Selecting Data for Preservation


For data archiving to be a meaningful and cost effective activity, it is important to be selective when deciding which data to keep. Data selection is a subjective process and will be determined by the nature of the project and types of data produced. Consider the following when making decisions on which data to keep:

  • Any relevant institutional or legal requirements (Does your funding body have a data policy that specifies a retention period for the project’s data? Is the data affected by legislation such as Data Protection, Freedom of Information or copyright?)
  • The scientific or historical value of data (Is the data vital to your project? Has it been used again in subsequent projects or research?
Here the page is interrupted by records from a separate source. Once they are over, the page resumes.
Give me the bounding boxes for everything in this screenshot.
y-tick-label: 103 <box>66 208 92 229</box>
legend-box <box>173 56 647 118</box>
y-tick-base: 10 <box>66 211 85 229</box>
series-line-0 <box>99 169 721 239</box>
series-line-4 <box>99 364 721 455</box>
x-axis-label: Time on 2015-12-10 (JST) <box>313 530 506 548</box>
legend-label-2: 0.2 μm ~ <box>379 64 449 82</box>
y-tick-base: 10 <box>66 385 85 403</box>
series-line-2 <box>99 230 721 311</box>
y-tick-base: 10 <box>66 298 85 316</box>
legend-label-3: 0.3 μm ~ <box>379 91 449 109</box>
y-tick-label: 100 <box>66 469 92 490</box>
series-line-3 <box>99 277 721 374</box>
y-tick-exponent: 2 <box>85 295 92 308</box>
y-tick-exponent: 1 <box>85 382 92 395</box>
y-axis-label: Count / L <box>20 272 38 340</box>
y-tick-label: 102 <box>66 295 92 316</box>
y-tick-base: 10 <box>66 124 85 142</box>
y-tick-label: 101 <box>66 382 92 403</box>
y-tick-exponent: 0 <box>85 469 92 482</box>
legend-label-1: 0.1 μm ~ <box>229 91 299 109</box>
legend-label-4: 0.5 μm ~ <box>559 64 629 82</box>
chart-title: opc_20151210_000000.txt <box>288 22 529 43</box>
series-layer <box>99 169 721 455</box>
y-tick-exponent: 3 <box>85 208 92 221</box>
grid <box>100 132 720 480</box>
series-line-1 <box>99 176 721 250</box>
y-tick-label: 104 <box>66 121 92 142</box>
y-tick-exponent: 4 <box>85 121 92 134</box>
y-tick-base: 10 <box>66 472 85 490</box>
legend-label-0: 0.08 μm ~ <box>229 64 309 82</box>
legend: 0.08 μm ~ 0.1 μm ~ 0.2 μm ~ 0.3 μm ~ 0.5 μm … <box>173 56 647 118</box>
Can the data be replicated or re-measured without considerable cost or new external funding?)
  • Uniqueness of the data (Does it duplicate existing work or is it unique? Do other copies exist elsewhere, and if so will they be preserved?)
  • Potential for reuse of the data (Are there any intellectual property rights (IPR) issues relating to sharing or reuse of the data? Are human subjects involved and was consent given for archiving or reusing the dataset? Is the dataset in a format that allows others to reuse it without cost or other restrictions?)
  • Cost effectiveness of the data storage (How much will long-term storage of the data cost? Have you secured funds to cover the storage costs?)
  • Documentation of the data (Is there a data dictionary explaining things such as field names and the context of the data? Is there sufficient documentation to allow the data to be found wherever it is stored?)

(Based on information from the University of Cambridge)

These criteria will be used when assessing data to be submitted to Royal Holloway's Figshare.